WR Will Cianfrini: 6-foot-4, 180 pounds
Carlsbad High School, 3-star, 88 rating
Cianfrini is the complete package as a wide receiver. Tall with good leaping ability, he possesses everything wideouts need in modern football. He is a polished route runner and does a good job of catching the ball at its highest point.
Playing with Sayin at Carlsbad, he catches passes in places most high school receivers don’t. That should help him acclimate to the next level faster. Athletically, he plays multiple sports, and comes from a family of athletes. His mother played basketball in college.
Cianfrini shows the ability to make high school players miss in the open field. How that translates to the next level is unknown, but many taller DI receivers do not have the ability he possesses to juke in the open field, even in high school.
Originally from The Woodlands, Texas, about 30 miles north of Houston, Cianfrini moved to Galveston in the eighth grade and spent three years of high school there. During the summer of his junior year, he participated in the Elite 11 passing camps and turned a lot of heads. When his dad moved to the West Coast for work, Cianfrini enrolled at Carlsbad High.
Despite playing with one of the premier high school QBs and catching the attention of scouts and colleges around the country, Cianfrini describes himself as “raw.” Nearly a four-star recruit, if Cianfrini is truly scratching the surface of his game, SDSU may have the steal of the 2024 Class.
Though he’s only been in San Diego a short time, he proudly applies the Hometown Hero moniker to himself. He plans to study sales at SDSU. Cianfrini’s first big test of his Aztecs’ career is selling the university to the undecided recruits accompanying him on his official visit this weekend.
Quote: “(Former SDSU WR) coach (Jonathan) Krause called me and gave me a shot, and he offered me,” Cianfrini said. “They just did such a good job talking to me, and they gave me a ton of attention. The way they recruited me it was just so good for me. So, it just felt like home.”
Scout’s Notes: Cianfrini is a tall, polished player … Catches with hands in traffic and in jump balls … Doesn’t create a lot of separation on routes, but has height to compensate … Very little blocking tape, and that will need to be a plus skill to play … SDSU doesn’t have a comparable guy on the roster like him … How fast is he?
DE Damarrion White: 6-foot-4, 215 pounds
Granite Hills High School, 3-star, 87 rating
White led Granite Hills to the San Diego Open Division Championship over Lincoln. The 27-26 thriller that ended on a muffed snap on the game’s final play, showed the threat White is to opposing offenses. Lincoln’s game plan focused on limiting White’s impact. He was double-teamed all evening. The Hornets also rolled away from him in the passing game or made him the read on option plays.

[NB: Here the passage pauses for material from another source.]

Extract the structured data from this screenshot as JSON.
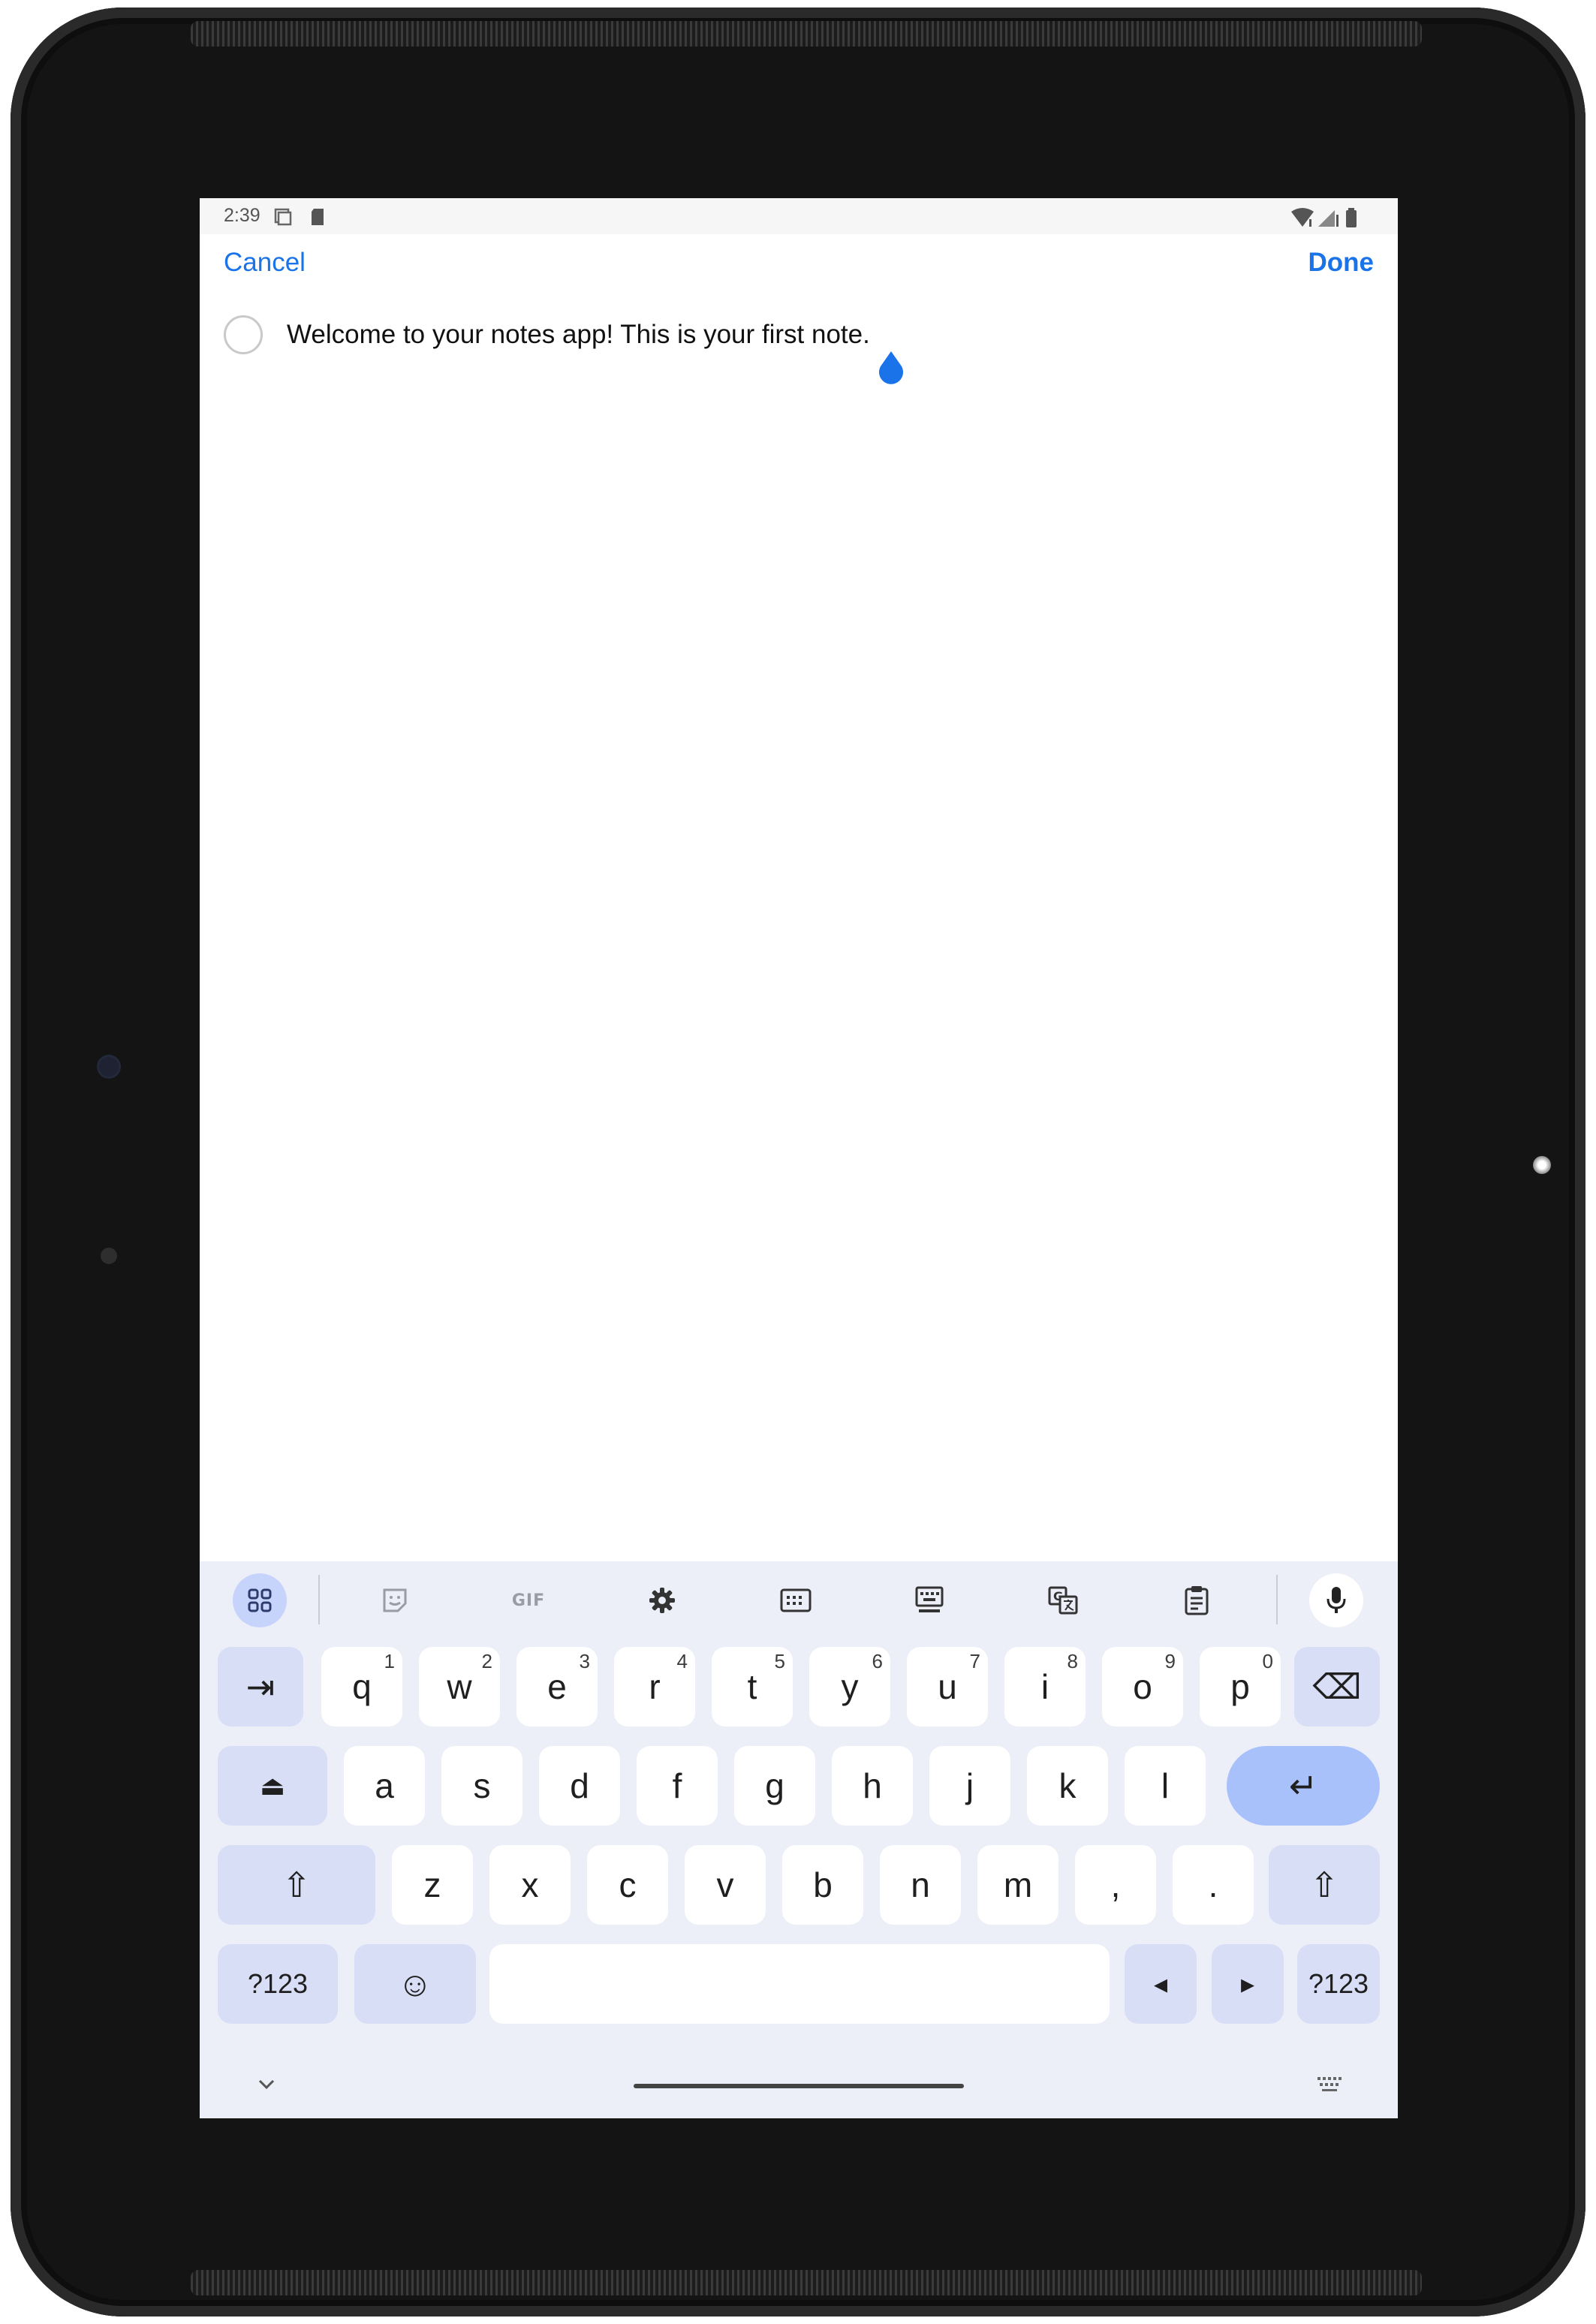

The qualities that make him the 61st-best player in the state are evident. Fast, with a quick burst off the line, White is adept at rushing the edge or using inside moves. He showed good assignment discipline and recognition of play designs. His 4.6 40 time showed as he chased down Lincoln’s terrific QB Akili Smith.
Early fruit of Lewis’ promise to focus on San Diego can be seen in White’s recruitment. White told EVT that the former staff did not recruit him hard, but that changed once the Aztecs hired their new headman. White met defensive line coach Bojay Filimoeatu early this year, but only recently have the two become reacquainted.
SDSU invited White for an official visit this weekend, but he already has a trip planned to Fresno State on Friday. Next weekend, he plans to visit Arkansas State. He has already made a trip to Oregon State. White plans to sign on December 20 and enroll early. The next few weeks will make all the difference. Before making his final decision, he plans to visit SDSU, but the details of that trip have yet to be made.
Quote: “It doesn’t matter where I play,” White said when asked why staying home might be attractive for him. “It’s just that close to home is a plus because my family can come out whenever they want to see me … It’s a place where I can put on for the city, and the city’s familiar with me.”
Scout’s Notes: Very good tape … He gets upfield and can really run … Probably needs to gain a minimum of 30 pounds, which means he may need to redshirt … Gets off the ball well … Will need to add weight to play in the run game … His skill level is elite … If he were 250 pounds, he would have some serious offers.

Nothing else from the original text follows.